The best investment advice in the world is that “one should start investing as soon as they start earning”. Starting from your first paycheck, a considerable portion of your salary should be invested, in order to generate a substantial corpus of wealth in the long run.
Salaried individuals in India have a plethora of investment options to choose from, including various mutual fund schemes, Public Provident Fund, National Pension System etc. Picking up the perfect investment instrument as per your financial goals and risk appetite can be a daunting task.
To make this task a little easier, we’ve curated a list of some of the best investment options available in India:
1. Mutual Funds
Where a balance between both growth and savings is concerned, the best investment option for salaried individuals is Mutual Funds. A mutual fund is an investment vehicle which collects money from numerous investors and invests the collected corpus in equity, debt and money market instruments.
Mutual Funds are managed by a professional fund managers along with a team of experts which help investors to benefit from the professional management of funds. It also allows an investor access to a diversified portfolio of stocks and/or bonds for an amount as low as Rs. 500.
An investment in a mutual fund scheme generally yields a return of 8% – 12% subject to market conditions and involved risks.
You can invest in a mutual fund scheme in 2 ways – either in a lump sum or by way of a Systematic Investment Plan (SIP). It is always a good and financially sound idea for salaried people to invest in a mutual fund scheme via a SIP as it allows investment of a fixed sum in a mutual fund scheme at fixed intervals – either daily, monthly, quarterly or semi-annually.
2. Public Provident Fund
Started by the Government of India to boost retail investment, Public Provident Fund (PPF) is a savings cum investment instrument popular for long term savings and tax benefits. The rate of interest offered on the principal amount invested in PPF changes every quarter, as per the government guidelines. The interest earned by the investor is paid by the government of India.
Mostly used as a savings tool to build the retirement corpus, the maturity period of PPF Account is 15 years. This tenure can also be extended further as per investor’s wish. One can also avail tax benefits through investment in PPF Account. Investment upto ₹1.5 lakh in a financial year is exempted from tax under Section 80(C) of the Income Tax Act. the interest earned is also tax-free. This is the USP of PPF investment which has attracted numerous investors throughout its lifetime.
3. National Pension System (NPS)
NPS is a retirement oriented savings vehicle, where an indian citizen above the age of 18 years can subscribe to the scheme. NPS invests the contributions of its investors in various financial instruments such as equities and debt securities.

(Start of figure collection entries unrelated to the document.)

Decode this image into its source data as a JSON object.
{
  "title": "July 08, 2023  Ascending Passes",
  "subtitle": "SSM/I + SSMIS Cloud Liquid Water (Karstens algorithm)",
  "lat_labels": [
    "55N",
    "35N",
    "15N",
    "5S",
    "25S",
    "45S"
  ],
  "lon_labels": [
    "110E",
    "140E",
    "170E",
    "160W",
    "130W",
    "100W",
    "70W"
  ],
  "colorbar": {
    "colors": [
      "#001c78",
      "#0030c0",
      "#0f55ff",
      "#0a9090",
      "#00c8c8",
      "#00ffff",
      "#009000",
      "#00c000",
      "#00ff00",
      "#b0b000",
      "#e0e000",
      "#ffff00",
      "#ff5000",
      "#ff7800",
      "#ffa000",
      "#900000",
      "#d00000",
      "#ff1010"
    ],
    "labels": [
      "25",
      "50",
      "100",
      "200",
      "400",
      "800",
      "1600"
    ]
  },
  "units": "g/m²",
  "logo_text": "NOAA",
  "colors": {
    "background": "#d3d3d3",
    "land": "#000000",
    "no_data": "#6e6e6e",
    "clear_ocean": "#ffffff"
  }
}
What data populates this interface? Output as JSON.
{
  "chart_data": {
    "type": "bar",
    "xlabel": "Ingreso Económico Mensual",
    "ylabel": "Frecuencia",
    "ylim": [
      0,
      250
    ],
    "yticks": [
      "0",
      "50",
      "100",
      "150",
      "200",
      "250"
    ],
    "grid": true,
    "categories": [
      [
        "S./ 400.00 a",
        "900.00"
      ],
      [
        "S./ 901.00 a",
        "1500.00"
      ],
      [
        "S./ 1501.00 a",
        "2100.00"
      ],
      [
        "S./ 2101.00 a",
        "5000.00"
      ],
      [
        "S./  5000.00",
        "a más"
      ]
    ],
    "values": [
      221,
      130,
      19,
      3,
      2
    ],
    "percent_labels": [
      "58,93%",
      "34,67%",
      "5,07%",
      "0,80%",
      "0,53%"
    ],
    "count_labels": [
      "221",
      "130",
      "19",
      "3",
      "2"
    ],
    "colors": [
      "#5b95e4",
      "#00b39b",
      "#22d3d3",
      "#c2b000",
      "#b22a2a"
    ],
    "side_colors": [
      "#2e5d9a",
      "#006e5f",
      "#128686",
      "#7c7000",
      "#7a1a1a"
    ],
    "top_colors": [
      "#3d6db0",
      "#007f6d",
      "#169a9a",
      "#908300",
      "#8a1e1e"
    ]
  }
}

The final maturity amount is dependant on the performance of these aforementioned securities.
However, the invested capital remains locked in till the investor reaches the age of 60 years. Investment in NPS is eligible for deduction upto ₹1.5 lakh from taxable income under Section 80(C) of the IT Act, and an additional deduction upto ₹50,000 under Section 80 (CCD) (1B).
Salaried individuals with moderate risk appetite can consider investing in NPS, as the returns are relatively more volatile compared to that from PPF. Investors have this reservation of losing their invested capital because of market fluctuations and wrong stock selection by the fund manager. Although, PFRDA active involvement ensures that the investors’ capital is safe. Also, in the long run, markets tends to even out the volatility, leading to significant rise in capital gains from equity investment.
4. Bank Fixed Deposits (FD)
Bank fixed deposits are one of the most popular investment options available in India. A fixed deposit account essentially offers fixed interest rate on your principal investment. This fixed-income security is offered by almost every scheduled bank in India. Numerous investors in India have availed the benefits of Bank FD.
An investor makes a lump-sum principal investment that earns interest during the deposit period. At maturity, the investor gets the principal and the accrued interest.
Different banks provide fixed deposit accounts with different maturities. Investors can opt for FD accounts with maturity period ranging from 7 days to 10 years.